3. Improved risk management
In risk reduction, predictive analytics expedites fraud detection, flags suspicious activity in contexts like financial institutions, forecasts risks before they escalate, and streamlines fraud prevention. HSBC, a British bank, claims predictive analytics reduced its false positives in fraud detection by 60%, freeing up resources to focus on urgent instances of fraud.
4. Enhanced customer service
Predictive insights help you understand customer behavior and identify ways to enhance customer service. You can improve customer interactions by responding in real time and offering solutions based on the customer's preferences and purchasing history before a question turns into a complaint.
Predictive analytics can also help forecast future behaviors and offer relevant products or services to meet the customer’s emerging wants and needs. Netflix’s AI-powered content suggestion is an example of predictive analytics improving customer service—in this case, by serving customers personalized content based on their watch history.

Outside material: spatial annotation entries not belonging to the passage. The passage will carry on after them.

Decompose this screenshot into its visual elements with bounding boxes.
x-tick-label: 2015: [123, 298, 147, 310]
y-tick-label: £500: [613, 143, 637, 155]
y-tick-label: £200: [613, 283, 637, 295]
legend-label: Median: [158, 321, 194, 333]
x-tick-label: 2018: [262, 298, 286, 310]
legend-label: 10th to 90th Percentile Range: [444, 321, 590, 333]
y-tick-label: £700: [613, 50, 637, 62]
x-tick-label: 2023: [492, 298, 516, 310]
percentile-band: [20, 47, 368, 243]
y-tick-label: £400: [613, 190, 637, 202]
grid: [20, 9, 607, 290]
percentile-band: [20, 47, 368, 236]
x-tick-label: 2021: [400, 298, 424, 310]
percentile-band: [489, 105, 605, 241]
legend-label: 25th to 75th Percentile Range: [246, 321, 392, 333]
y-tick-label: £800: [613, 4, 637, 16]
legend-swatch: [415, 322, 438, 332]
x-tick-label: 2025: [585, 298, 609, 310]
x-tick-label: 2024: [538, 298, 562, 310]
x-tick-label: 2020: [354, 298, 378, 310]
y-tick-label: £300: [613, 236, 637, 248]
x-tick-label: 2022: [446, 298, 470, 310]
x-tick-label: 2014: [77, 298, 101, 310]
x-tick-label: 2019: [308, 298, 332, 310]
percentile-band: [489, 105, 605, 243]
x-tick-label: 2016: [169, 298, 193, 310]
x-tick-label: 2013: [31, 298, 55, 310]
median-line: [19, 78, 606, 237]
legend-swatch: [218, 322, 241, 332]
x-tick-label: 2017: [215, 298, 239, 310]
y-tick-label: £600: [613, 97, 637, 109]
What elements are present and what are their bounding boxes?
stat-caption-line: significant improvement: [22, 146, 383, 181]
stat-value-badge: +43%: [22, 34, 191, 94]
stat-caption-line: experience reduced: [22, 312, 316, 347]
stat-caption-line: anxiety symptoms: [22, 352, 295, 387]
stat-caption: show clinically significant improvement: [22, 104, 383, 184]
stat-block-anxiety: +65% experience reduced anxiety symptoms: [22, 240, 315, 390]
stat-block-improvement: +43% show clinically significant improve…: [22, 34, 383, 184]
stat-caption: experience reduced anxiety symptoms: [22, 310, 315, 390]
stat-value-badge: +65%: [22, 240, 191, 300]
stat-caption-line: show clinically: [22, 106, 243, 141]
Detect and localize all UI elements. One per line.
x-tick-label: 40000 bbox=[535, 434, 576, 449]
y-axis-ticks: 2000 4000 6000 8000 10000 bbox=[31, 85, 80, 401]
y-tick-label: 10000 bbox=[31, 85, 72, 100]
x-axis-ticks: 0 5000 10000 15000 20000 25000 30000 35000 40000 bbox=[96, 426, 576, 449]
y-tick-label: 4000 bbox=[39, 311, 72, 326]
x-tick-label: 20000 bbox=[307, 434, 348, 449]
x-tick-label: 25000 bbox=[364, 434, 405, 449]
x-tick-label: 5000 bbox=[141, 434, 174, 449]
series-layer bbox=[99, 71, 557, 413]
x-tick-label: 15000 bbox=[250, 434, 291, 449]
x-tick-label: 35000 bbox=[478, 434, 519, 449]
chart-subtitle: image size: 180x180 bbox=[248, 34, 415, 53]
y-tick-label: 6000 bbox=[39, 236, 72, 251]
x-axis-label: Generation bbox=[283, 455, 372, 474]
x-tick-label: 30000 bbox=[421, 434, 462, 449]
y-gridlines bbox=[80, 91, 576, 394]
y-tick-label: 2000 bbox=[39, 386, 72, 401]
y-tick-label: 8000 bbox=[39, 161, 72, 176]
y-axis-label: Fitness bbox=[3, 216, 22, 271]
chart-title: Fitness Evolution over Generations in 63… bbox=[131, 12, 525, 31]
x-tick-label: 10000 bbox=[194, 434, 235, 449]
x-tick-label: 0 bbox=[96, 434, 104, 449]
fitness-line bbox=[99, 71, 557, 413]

4 ways to use AI-powered predictive analytics
AI predictive analytics have become relevant across many industries, including:
1. Logistics
Predictive analytics is a key facet of supply chain optimization—forecasting demands, identifying bottlenecks, and ensuring materials arrive at their destination. Predictive maintenance reduces downtime and improves operations. For example, DHL invested millions of dollars into integrating predictive analytics into its supply chain, which helps its operations adapt to real-time demands.
2. Finance
When it comes to risk management, financial institutions rely on AI predictive analytics to improve fraud detection, create financial projections, and make informed decisions ahead of market shifts. On an individual level, financial institutions use predictive analytics to assess creditworthiness.
3. Retail
Ecommerce and in-person retailers lean on predictive insights to better understand customer behavior, personalize shopping experiences, and improve inventory management. For example, Walmart uses AI predictive analytics to predict demand and maintain relevant stock. By analyzing purchasing patterns you can anticipate trends, improve sustainable practices, and hone your marketing strategies.
4. Health care
In the health care field, predictive analytics are utilized to maximize patient outcomes. Medical data analysis identifies risk factors, personalizes treatments, and predicts disease progression. For example, Mayo Clinic uses predictive analytics to analyze its electronic health record data, predicting the likelihood of chronic diseases like diabetes.
AI predictive analytics FAQ
How is AI used in predictive analytics?
AI enhances predictive analytics by automating data analysis and identifying patterns. It creates accurate forecasts that provide visibility into large datasets, improve decision-making, and reduce the need for human intervention.
Is ChatGPT generative AI or predictive AI?
ChatGPT is a generative AI model—it creates text based on learned patterns, much like language generated from the human brain. Generative AI produces new content, while predictive AI forecasts specific outcomes.
What is the main goal of AI predictive analytics?
Predictive analytics is designed to anticipate trends and future outcomes, offering insights that optimize business processes and improve efficiency.